只是,在那一天之前,不管见愁怎么回想,谢不臣虽然经常出现在侯夫人的屋子里,可于她而言,依旧是那高不可攀、生存在京城无数人传说里的谢三公子。
……
记忆,已经久远得蒙了一层灰。
可眼前这一道身影的出现,却将这一层厚厚的灰吹拂开去,彻底掀起了旧日的一切。
见愁恍惚了一下。
站在她面前的谢不臣,像是站在那个微雨的清晨,天还没亮开。
她前一日因事告假,没有去侯府,已经告诉过了管事,等到第二日才抱了一怀的佛经,早早去了夫人院子里,没想到,府里谢三公子已经坐在屋内等待了。
这是以往都没有过的情况,见愁下意识地见礼,便想要退出去。
没成想,他抬起头来看着她,目光停留片刻,似乎藏了几分奇异,在她沾了湿气的身上一扫,便止住了她,叫她在烧着地龙的屋子里坐下。
他向侍立在旁的竹晴看了一眼,吩咐竹晴给她端杯热茶来。
竹晴乃是伺候夫人的大丫鬟,平日里虽对见愁客气,可端茶递水的事情,都是下面的小丫鬟们做的,谢三公子这样一吩咐,她愣了一愣,才连忙上来,先将见愁怀里的一堆佛经接过去放到一旁,而后依言下去给见愁捧来了一杯热茶。
茶的温度刚刚好,见愁捧那茶盏在掌心里,便是一片暖暖的。
冰冷的手指,贴着茶盏边缘,没一会儿便恢复了知觉。
她与谢不臣坐在一屋子里,只将脊背挺得僵直,半点不敢松懈。
于她而言,那是很奇异的一天。
除却这一时的言语之外,谢不臣没有再与她多说什么,依旧是她在侯夫人身边抄写佛经,谢三公子游走在他京城觥筹交错的名利场上,八面玲珑,睿智博学。
似乎,他们并没有什么交集。
直到后来的后来,她已经成为了他可共白首的妻子,在那红烛高照的晚上,问起那微雨的、没亮开的清晨,他揽着她的腰,顺便把滑落的红被拉起来,将她整个人往里面裹,顿时就暖洋洋的一片。
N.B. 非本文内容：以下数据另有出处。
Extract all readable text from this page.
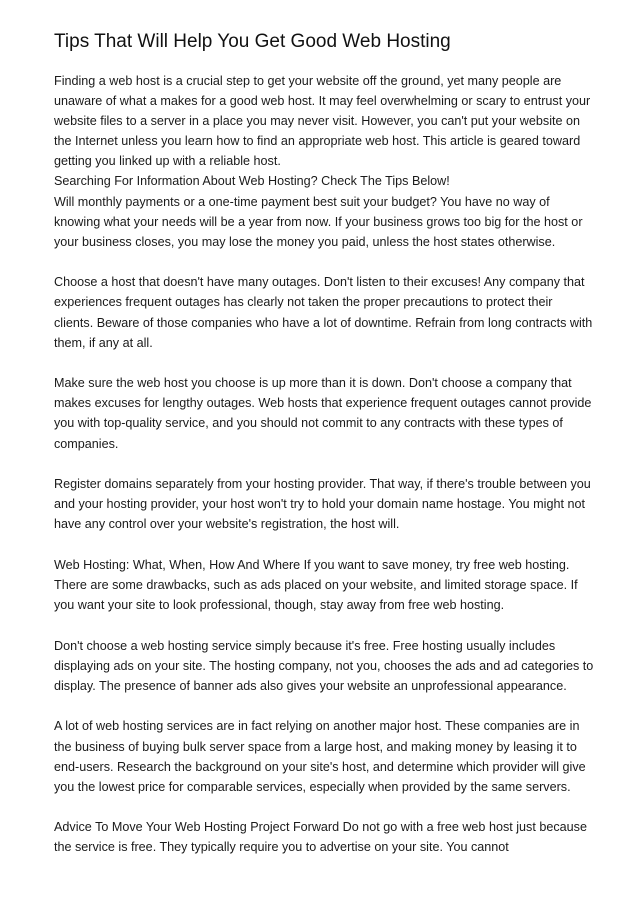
Tips That Will Help You Get Good Web Hosting

Finding a web host is a crucial step to get your website off the ground, yet many people are unaware of what a makes for a good web host. It may feel overwhelming or scary to entrust your website files to a server in a place you may never visit. However, you can't put your website on the Internet unless you learn how to find an appropriate web host. This article is geared toward getting you linked up with a reliable host.

Searching For Information About Web Hosting? Check The Tips Below!

Will monthly payments or a one-time payment best suit your budget? You have no way of knowing what your needs will be a year from now. If your business grows too big for the host or your business closes, you may lose the money you paid, unless the host states otherwise.

Choose a host that doesn't have many outages. Don't listen to their excuses! Any company that experiences frequent outages has clearly not taken the proper precautions to protect their clients. Beware of those companies who have a lot of downtime. Refrain from long contracts with them, if any at all.

Make sure the web host you choose is up more than it is down. Don't choose a company that makes excuses for lengthy outages. Web hosts that experience frequent outages cannot provide you with top-quality service, and you should not commit to any contracts with these types of companies.

Register domains separately from your hosting provider. That way, if there's trouble between you and your hosting provider, your host won't try to hold your domain name hostage. You might not have any control over your website's registration, the host will.

Web Hosting: What, When, How And Where If you want to save money, try free web hosting. There are some drawbacks, such as ads placed on your website, and limited storage space. If you want your site to look professional, though, stay away from free web hosting.

Don't choose a web hosting service simply because it's free. Free hosting usually includes displaying ads on your site. The hosting company, not you, chooses the ads and ad categories to display. The presence of banner ads also gives your website an unprofessional appearance.

A lot of web hosting services are in fact relying on another major host. These companies are in the business of buying bulk server space from a large host, and making money by leasing it to end-users. Research the background on your site's host, and determine which provider will give you the lowest price for comparable services, especially when provided by the same servers.

Advice To Move Your Web Hosting Project Forward Do not go with a free web host just because the service is free. They typically require you to advertise on your site. You cannot
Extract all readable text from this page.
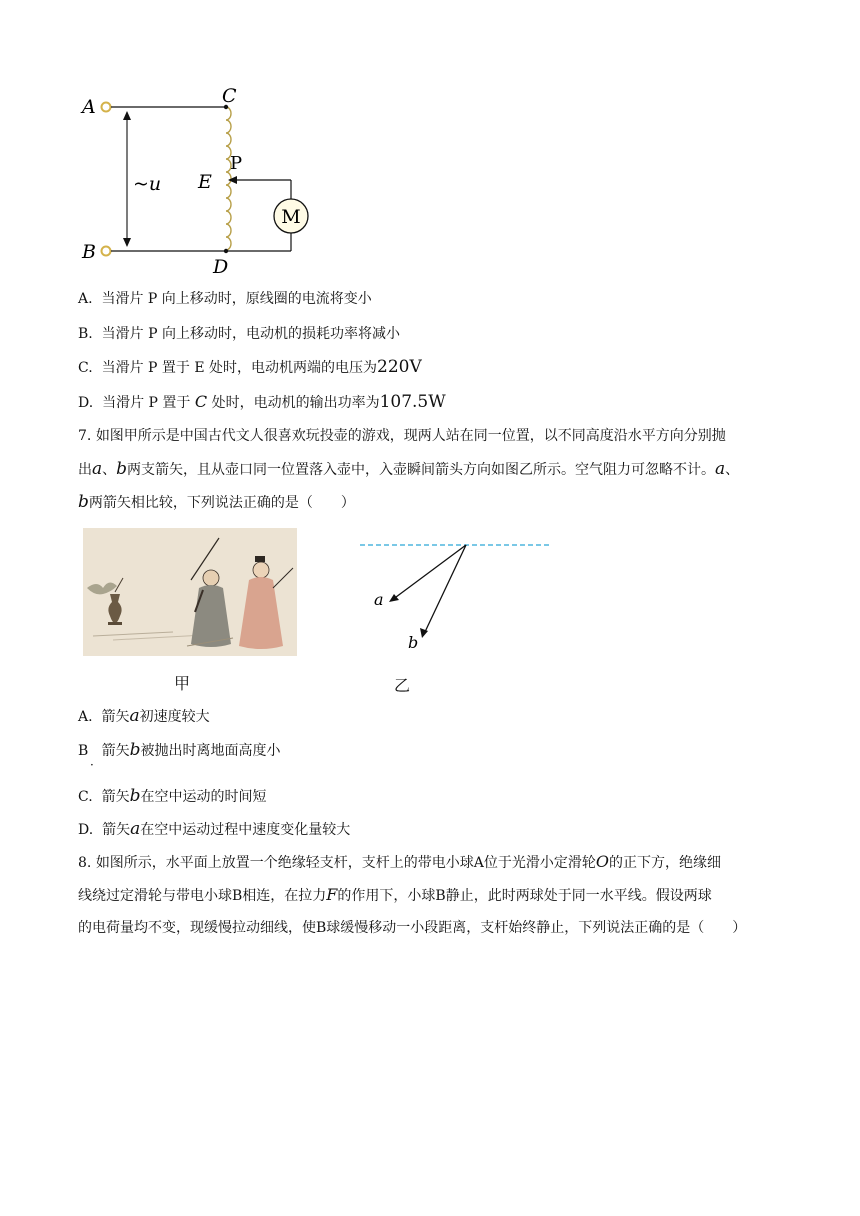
M
A
B
C
D
E
P
~u
A. 当滑片 P 向上移动时，原线圈的电流将变小
B. 当滑片 P 向上移动时，电动机的损耗功率将减小
C. 当滑片 P 置于 E 处时，电动机两端的电压为220V
D. 当滑片 P 置于 C 处时，电动机的输出功率为107.5W
7. 如图甲所示是中国古代文人很喜欢玩投壶的游戏，现两人站在同一位置，以不同高度沿水平方向分别抛
出a、b两支箭矢，且从壶口同一位置落入壶中，入壶瞬间箭头方向如图乙所示。空气阻力可忽略不计。a、
b两箭矢相比较，下列说法正确的是（　　）
甲
a
b
乙
A. 箭矢a初速度较大
B 箭矢b被抛出时离地面高度小
·
C. 箭矢b在空中运动的时间短
D. 箭矢a在空中运动过程中速度变化量较大
8. 如图所示，水平面上放置一个绝缘轻支杆，支杆上的带电小球A位于光滑小定滑轮O的正下方，绝缘细
线绕过定滑轮与带电小球B相连，在拉力F的作用下，小球B静止，此时两球处于同一水平线。假设两球
的电荷量均不变，现缓慢拉动细线，使B球缓慢移动一小段距离，支杆始终静止，下列说法正确的是（　　）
他说:“前一日你没来,我去母亲那边请安,老觉得缺了点什么,等到出来的时候,才想起是缺了你……”
剩下的话,他并没有再说,也不用说。
千言万语,都藏在了他的眼睛里。
高高在上的谢三公子,虽不至于目无下尘,却是整个京城人人追逐的存在。
能被他注意之人,又有几个?
也许,就是这样一个契机,让他发现了自己的……真心。
真心?
听雨歌楼上,红烛昏罗帐。
她到底又见到了几分的真心?
恍惚过后的眼眸,似乎被水洗过的天空一样,充满了一种明净的澄澈。
见愁望着眼前这一道极为真实的身影,没有动作。
只有低声的呢喃,似乎很疑惑……
“谢……不臣?”
此刻的她不是她,眉目硬朗,面色带着病态的苍白,一身颜色深暗的男装,已经完全是另一个人。
可谢不臣凝视她的眼神,依旧缱绻。
他抬眸看着她,好像不明白她为什么忽然叫自己的名字,只伸出手去,握住了她的手,成竹在胸一般,笑道:“见愁,今日你抄完了佛经,我带你去个地方吧。”
去个地方?
她记得。
去了一片很漂亮,很漂亮的桃林。
只是……
在她的记忆里,这一片桃林已经染了血。
一个有些明艳的笑容,忽然在见愁唇边绽开,她望着谢不臣,望着这鲜活在记忆深处的眉眼,近乎叹息一般答道:“好啊。”
于是,谢不臣手上用力,便想要拽着她往什么地方走。
可下一刻,他就走不动了。
一柄赤红色的长剑在刹那之间穿透了他的胸膛,鲜血顿时浸湿了衣袍。
谢不臣低下头来,似乎有些不敢相信自己所见。
那一柄赤红色的长剑,上面篆刻着古拙的文字,带着几分森然的妖气,剑刃之上的鲜血滴答滴答地落到了地面之上,持剑的手,却是他心上人的手。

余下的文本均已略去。